Она остановилась, а Мальчик продолжал:
— Детали могут меняться, но что-то в таком духе будет непременно. Ни вы, ни мы не имеем иных целей, кроме желания выжить. Все мы игрушки жизненной силы. Она сделала вас сильнее в коллективе, но умственно недоразвитыми. Она сделала нас умственно сильными, но слабыми физически и противопоставила вам, наблюдая, что случится. Жестокий спор. Жестокость так же стара, как и мир. Есть некоторый прогресс по этой части: юмор и сочувствие — наиболее важные из человеческих побуждений. Но они не слишком твердо установились в ходе вашей эволюции.
— Он улыбнулся. — Это подтвердит Зеллаби, наш первый учитель, — вставил он, продолжая. — Но, кажется, есть возможность все же отложить битву. И это как раз то, о чем мы хотим с вами поговорить.
— Ну, вот это уже совсем необоснованное ограничение моих передвижений, — говорил Зеллаби Девочке, сидящей на дереве около тропинки. — Вы прекрасно знаете, что я всегда совершаю вечернюю прогулку и возвращаюсь к чаю. Тирания легко становится плохой привычкой, кроме того, у вас заложницей моя жена.
Девочка, казалось, обдумывала сказанное.
— Хорошо, мистер Зеллаби, — согласилась она.
Зеллаби сделал шаг вперед, теперь это получилось у него беспрепятственно, и он перешел через невидимый барьер, который только что останавливал его.
— Спасибо, дорогая, — сказал он, вежливо склонив голову. — Пойдемте, Гейфорд.
Мы
— Больше всего меня занимает аспект взаимоотношений между индивидуумом и коллективом, — начал Зеллаби. — Восприятие у Детей, несомненно, индивидуальное, но ум — коллективный. А как с ощущениями, которые они получают? Если один сосет карамель, остальные тоже получают удовольствие?
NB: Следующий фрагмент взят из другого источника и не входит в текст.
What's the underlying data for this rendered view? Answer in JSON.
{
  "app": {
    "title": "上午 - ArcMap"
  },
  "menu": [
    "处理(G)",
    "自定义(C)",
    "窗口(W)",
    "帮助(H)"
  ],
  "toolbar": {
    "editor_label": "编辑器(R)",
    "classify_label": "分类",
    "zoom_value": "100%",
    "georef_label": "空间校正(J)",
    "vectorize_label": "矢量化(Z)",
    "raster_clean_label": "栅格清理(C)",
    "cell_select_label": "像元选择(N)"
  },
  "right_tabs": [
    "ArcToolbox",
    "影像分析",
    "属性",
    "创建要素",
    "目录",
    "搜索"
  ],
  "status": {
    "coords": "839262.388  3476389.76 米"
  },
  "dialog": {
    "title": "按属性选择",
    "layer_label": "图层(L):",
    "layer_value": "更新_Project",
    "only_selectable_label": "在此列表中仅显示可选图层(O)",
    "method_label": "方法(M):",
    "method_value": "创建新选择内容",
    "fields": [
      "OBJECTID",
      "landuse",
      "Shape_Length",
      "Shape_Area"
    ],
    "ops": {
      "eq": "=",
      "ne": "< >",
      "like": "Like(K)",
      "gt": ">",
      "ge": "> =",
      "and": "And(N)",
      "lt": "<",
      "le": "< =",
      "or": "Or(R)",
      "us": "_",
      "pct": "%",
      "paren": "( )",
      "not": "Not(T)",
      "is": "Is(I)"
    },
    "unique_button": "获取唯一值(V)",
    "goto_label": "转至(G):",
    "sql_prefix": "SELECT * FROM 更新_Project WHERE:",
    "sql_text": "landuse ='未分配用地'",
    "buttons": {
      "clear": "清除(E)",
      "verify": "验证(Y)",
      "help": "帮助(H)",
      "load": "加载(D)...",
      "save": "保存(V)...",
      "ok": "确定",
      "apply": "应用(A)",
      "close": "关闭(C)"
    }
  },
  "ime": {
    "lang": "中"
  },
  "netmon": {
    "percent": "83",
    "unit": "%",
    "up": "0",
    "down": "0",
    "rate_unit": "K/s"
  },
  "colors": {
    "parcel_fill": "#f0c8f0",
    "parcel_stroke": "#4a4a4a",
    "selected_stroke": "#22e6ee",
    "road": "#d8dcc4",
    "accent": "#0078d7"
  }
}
Кажется, нет, хотя они должны осознавать, что карамель вкусна. Та же проблема встает в том случае, когда я показываю им фильмы или читаю лекции. Теоретически, если двое присутствуют на моей лекции, все остальные получают ту же информацию — именно так они обучаются. Практически же все они посещают мои лекции, когда я выступаю на Ферме. Содержание фильма они смогут передать один другому, но какая-то часть визуальных ощущений теряется. Поэтому смотреть своими собственными глазами для них предпочтительнее. Их с трудом можно разговорить на эту тему, но мне ясно, что индивидуальное впечатление от фильма, как и от карамельки, более удовлетворяет их. Эти размышления наводят на ряд дополнительных вопросов.
— Да, вероятно, — согласился я, — но это второстепенные вопросы… Что касается меня, то самой проблемы достаточно.
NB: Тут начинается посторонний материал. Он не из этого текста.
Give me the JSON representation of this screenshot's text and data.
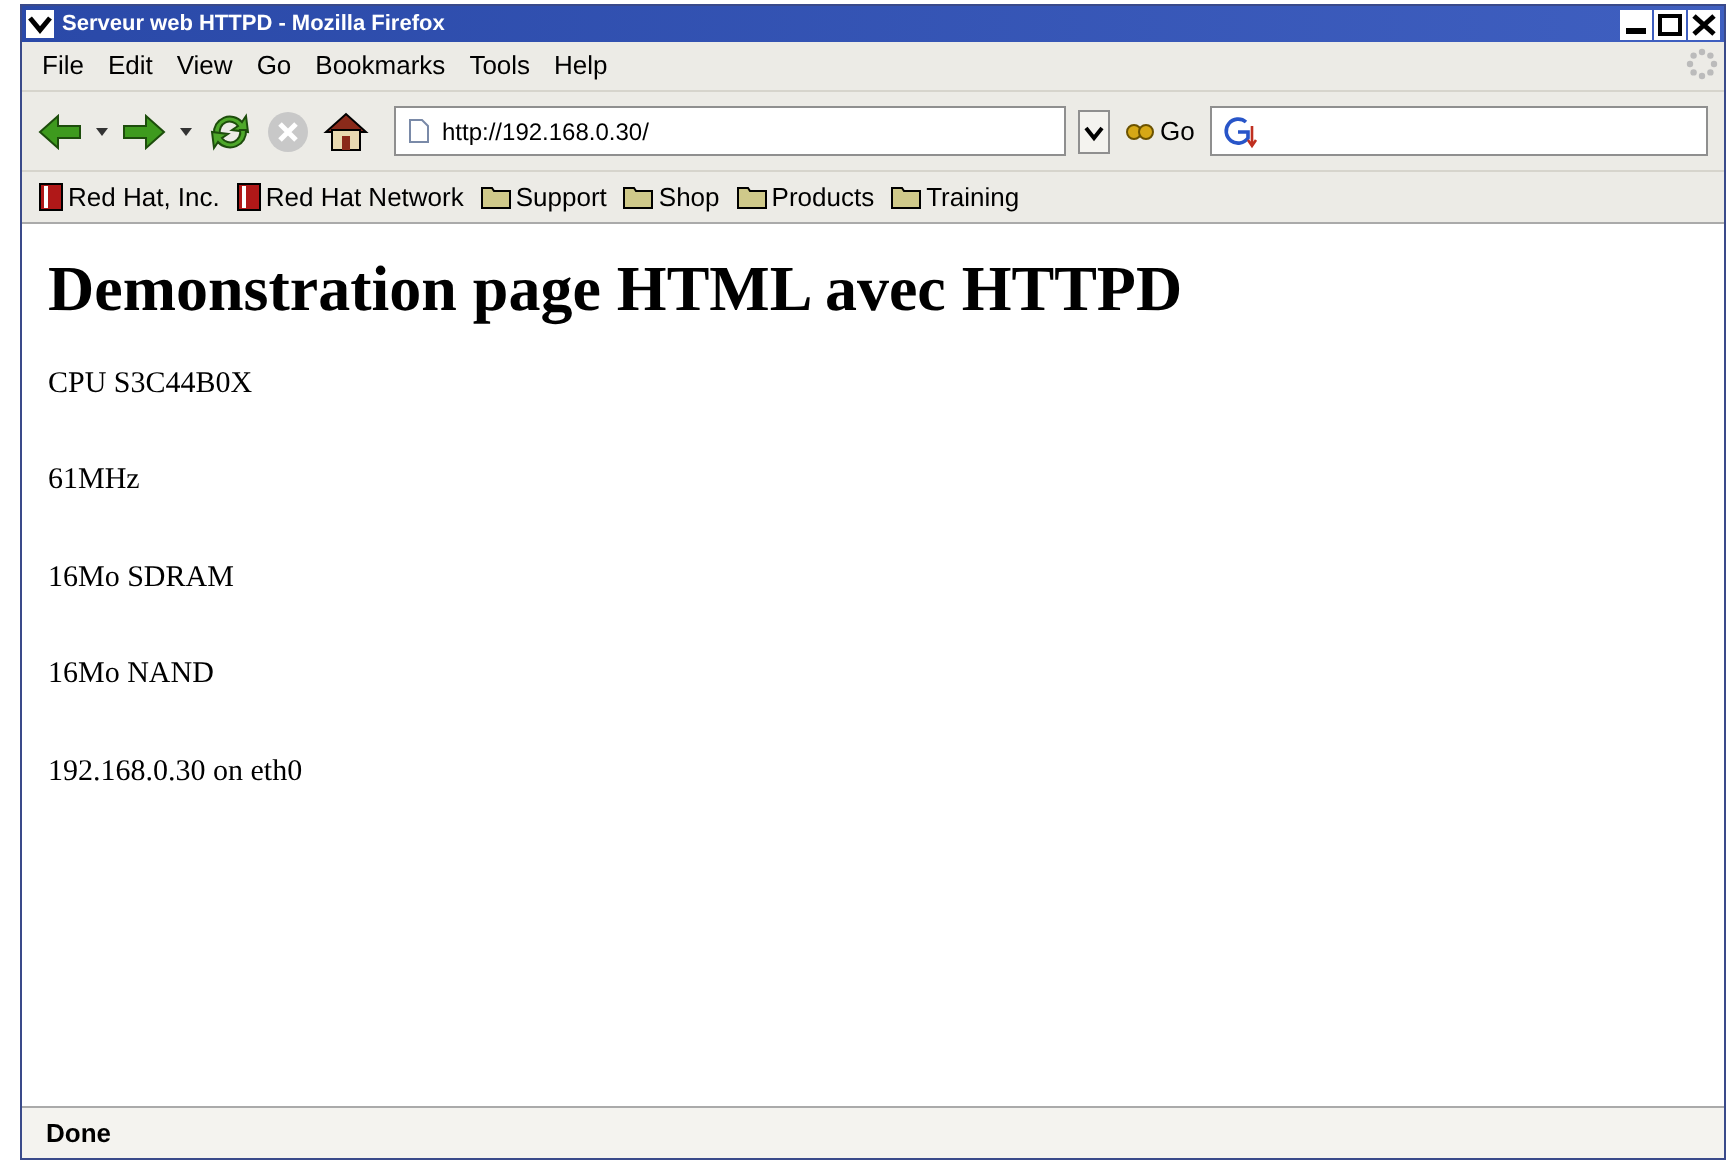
{
  "window": {
    "title": "Serveur web HTTPD - Mozilla Firefox"
  },
  "menu": [
    "File",
    "Edit",
    "View",
    "Go",
    "Bookmarks",
    "Tools",
    "Help"
  ],
  "address": {
    "value": "http://192.168.0.30/"
  },
  "go_label": "Go",
  "bookmarks": [
    {
      "label": "Red Hat, Inc.",
      "kind": "page"
    },
    {
      "label": "Red Hat Network",
      "kind": "page"
    },
    {
      "label": "Support",
      "kind": "folder"
    },
    {
      "label": "Shop",
      "kind": "folder"
    },
    {
      "label": "Products",
      "kind": "folder"
    },
    {
      "label": "Training",
      "kind": "folder"
    }
  ],
  "page": {
    "heading": "Demonstration page HTML avec HTTPD",
    "paragraphs": [
      "CPU S3C44B0X",
      "61MHz",
      "16Mo SDRAM",
      "16Mo NAND",
      "192.168.0.30 on eth0"
    ]
  },
  "status_bar": "Done"
}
— О, — сказал Зеллаби, — не думаю, чтобы в этом был о что-то новое. Наше существование здесь уже поднимает эту проблему.
— Не согласен. Мы выросли здесь, а откуда пришли Дети?
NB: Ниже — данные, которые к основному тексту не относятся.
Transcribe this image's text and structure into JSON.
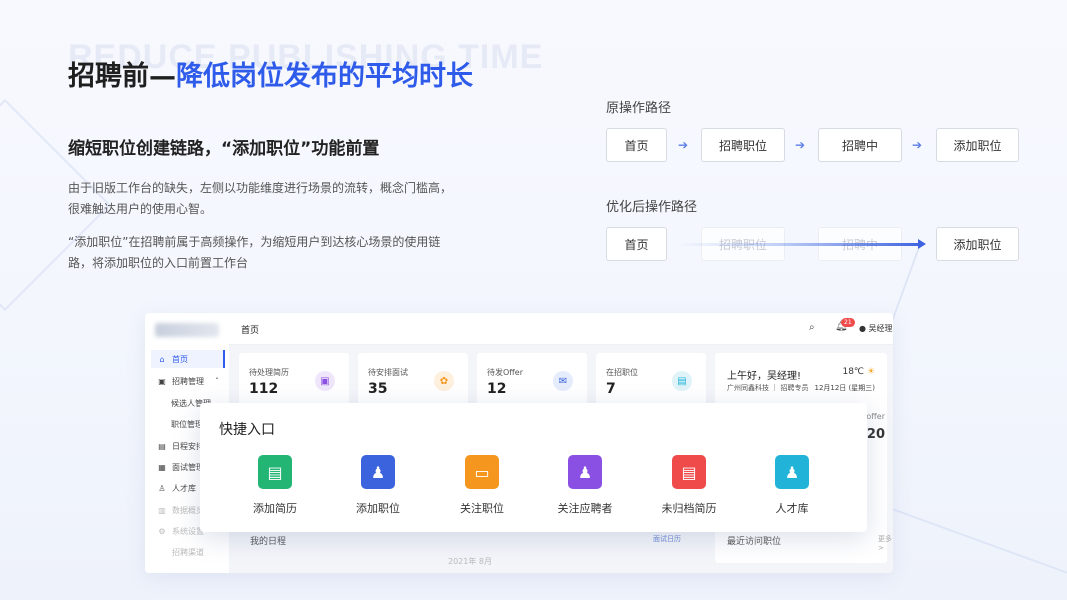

— А вы что, берете теорию как факт, мой дорогой? Очень широко распространено предположение, что мы выросли и развивались здесь из созданий, которые были нашими предками и предками обезьян, их наши археологи называют потерянным звеном. Но нет ни одного более-менее надежного доказательства, что такое создание существовало. И само это «потерянное звено» все опутано потерянными связями. Разве вы можете понять огромное различие между расами, развивающимися от одного звена? Я не смог, как ни старался. Также я не могу понять на более поздних ступенях и корня тех прогрессивных усилий, которые дали толчок к развитию в кочевниках таких четких и определенных черт характера и черт рас. На островах это понятно, но на огромных континентах… На первый взгляд, может иметь место какое-то влияние климата, если не брать в расчет, что монгольские признаки являются неизменными от экватора до Северного полюса. Подумайте также о нескончаемом количестве переходных типов, которые должны были бы существовать, и об огромном количестве останков, которые мы бы обнаруживали. Подумайте о том огромном числе поколений, которое мы должны отсчитать, чтобы свести черных, белых, красных и желтых к одному общему предку, и примите во внимание, что там, где должны быть бесчисленные следы, оставленные миллионами разумных предков, у нас практически ничего нет, кроме пустоты. Мы знаем гораздо больше о возрасте земноводных, чем о возрасте предполагаемого развившегося человека. Уже много лет назад мы имели полное эволюционное древо лошади. Если бы это было возможно для человека, такое древо было бы создано. А что мы имеем? Всего лишь несколько изолированных образцов. Никто не знает, где и как они подходят к эволюционной картине — только предположения, неприемлемые для нас, как и для Детей.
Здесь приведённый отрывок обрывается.